According to estimates, the state of New York is responsible for about 7.8 billion pounds of food waste every year. That’s equivalent in weight to over 17,000 Statues of Liberty. In a bid to curb the humongous amount of organic waste that ends up in landfills, the state has recently joined the likes of California, Connecticut, Massachusetts, Rhode Island, and Vermont, to require its largest generators of food waste to donate excess food or recycle food waste.
The new law, dubbed the Food Donation and Food Scraps Recycling Law, took effect as of January 1st. It requires businesses and institutions that generate an average of two tons of food waste per week to donate edible food and recycle any food scraps, given that they are located 25 miles from a facility that can process the waste.
Such legislation, together with other prevention initiatives that follow the Environmental Protection Agency’s Food Recovery Hierarchy, can have multiple environmental, social, and economic benefits.

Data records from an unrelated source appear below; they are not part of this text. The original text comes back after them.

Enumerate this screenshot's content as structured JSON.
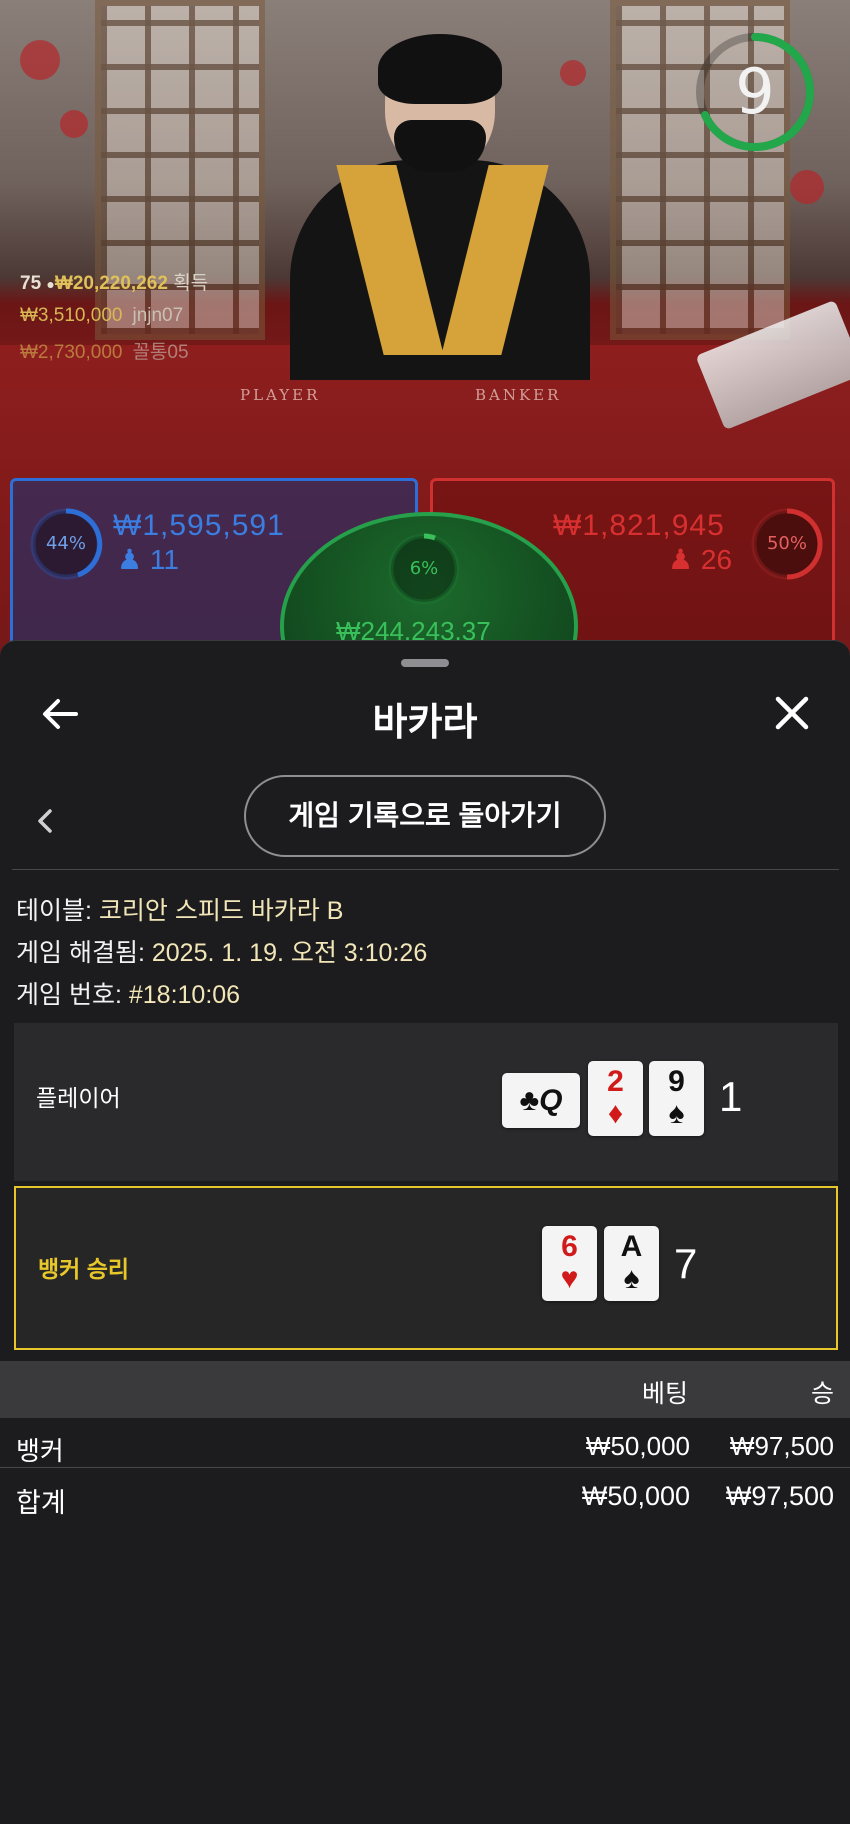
{
  "stream": {
    "timer": "9",
    "table_labels": {
      "player": "PLAYER",
      "banker": "BANKER"
    },
    "winners_top": {
      "count": "75",
      "amount": "₩20,220,262",
      "suffix": "획득"
    },
    "winners": [
      {
        "amount": "₩3,510,000",
        "name": "jnjn07"
      },
      {
        "amount": "₩2,730,000",
        "name": "꼴통05"
      }
    ],
    "player_bet": {
      "percent": "44%",
      "amount": "₩1,595,591",
      "players": "11",
      "color": "#2d6fd6"
    },
    "banker_bet": {
      "percent": "50%",
      "amount": "₩1,821,945",
      "players": "26",
      "color": "#d03030"
    },
    "tie_bet": {
      "percent": "6%",
      "amount": "₩244,243.37",
      "color": "#26a04a"
    }
  },
  "sheet": {
    "title": "바카라",
    "back_to_history": "게임 기록으로 돌아가기",
    "info": {
      "table_label": "테이블:",
      "table_value": "코리안 스피드 바카라 B",
      "resolved_label": "게임 해결됨:",
      "resolved_value": "2025. 1. 19. 오전 3:10:26",
      "number_label": "게임 번호:",
      "number_value": "#18:10:06"
    },
    "player_hand": {
      "label": "플레이어",
      "cards": [
        {
          "rank": "",
          "suit": "♣",
          "color": "black",
          "orientation": "side",
          "extra": "Q"
        },
        {
          "rank": "2",
          "suit": "♦",
          "color": "red"
        },
        {
          "rank": "9",
          "suit": "♠",
          "color": "black"
        }
      ],
      "score": "1"
    },
    "banker_hand": {
      "label": "뱅커 승리",
      "label_color": "#e8c72a",
      "cards": [
        {
          "rank": "6",
          "suit": "♥",
          "color": "red"
        },
        {
          "rank": "A",
          "suit": "♠",
          "color": "black"
        }
      ],
      "score": "7"
    },
    "bets_table": {
      "headers": {
        "bet": "베팅",
        "win": "승"
      },
      "rows": [
        {
          "name": "뱅커",
          "bet": "₩50,000",
          "win": "₩97,500"
        }
      ],
      "total": {
        "name": "합계",
        "bet": "₩50,000",
        "win": "₩97,500"
      }
    }
  }
}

What is the Food Recovery Hierarchy?
The hierarchy prioritizes preventing food waste in the first place and donating excess food to those who need it. It then moves towards diverting food scraps to animal food, thus reducing environmental and economic costs of producing animal feed. Next, the focus shifts towards using food waste for fuel conversion or energy recovery, as well as composting. Finally, the least preferred option is to send the waste to landfills or incinerators.
A similar law in Vermont tripled food donations in the state from 2014 to 2017, painting a promising picture of the new legislation in New York. Additional food waste prevention and management laws are now also in progress in other states.